Tangent: In ML, some architectures (like Google’s Titan) use surprise to determine what to remember!

“we design this memory module so an event that violates the expectations (being surprising) is more memorable”

Sometimes you might have to push yourself to dig a little deeper. Personally, my brain (incorrectly) tends to predict that going down a concept’s rabbit hole will be boring. But it feels natural to keep digging once I’ve started, because I quickly feel it becoming more interesting.

I have a much deeper love for learning after realizing how beautiful and interesting of a learning experience rabbit holes can be.

Many really smart or skilled people seem to have in common the fact that they go down rabbit holes. Once I noticed this and started doing it I can immediately see why they do it (bc its fun lol), and I get how it would make them smarter/more skilled.

Interest is a huge learning advantage

Fostering interest is one of the most powerful ways to get good at something over the long run.

It’s also a great way to make others good at something.
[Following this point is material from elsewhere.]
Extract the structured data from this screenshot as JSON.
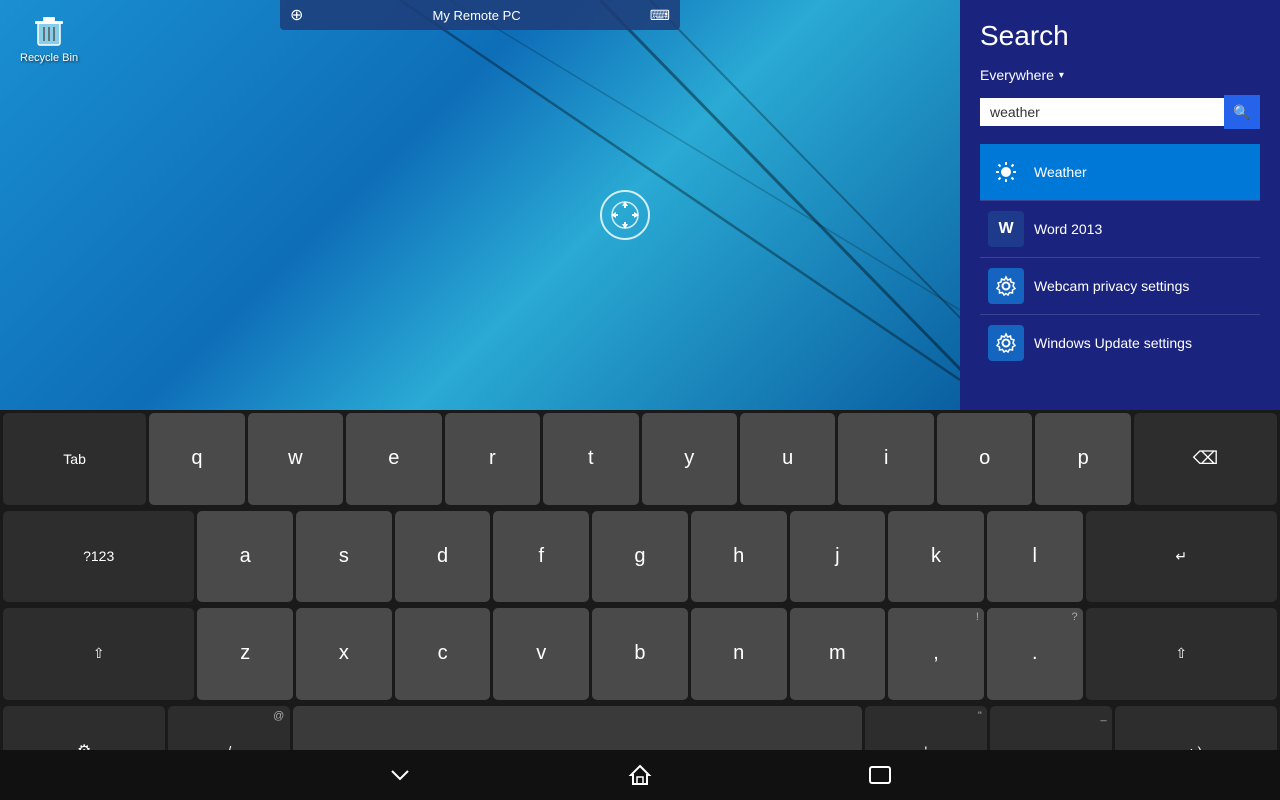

For example, I have a friend who wasn’t good at chess. He’d never play it with me or our other friends. One day I told him “It’d be hilarious if you secretly trained chess and one day out of nowhere beat [our other friend]”. Since he’s competitive and likes to do funny stuff like this, he immediately got hooked on chess. He eded up beating that friend, and now beats pretty much every person he plays irl. Interest => skill

Some of the most talented programmers I’ve met started out making minecraft mods. I made them early on, too, and they significantly increased my interest in programming, which made me dedicate tremendous amounts of time and effort to it over the last ~13yrs.

When you get very interested in something, your mind gets better at understanding it in the background. It’s almost like your mind becomes altered to be better at learning it. I don’t understand this phenomenon well enough to explain/teach it. But here are some resources on this idea that I’ve found useful, and that I think you will too:

So yeah. Hopefully the ideas in this article will lead to you having much richer and more interesting learning experiences, more often. Look up every unfamiliar concept, and follow the rabbit holes it leads down (you may have to push yourself a bit at first).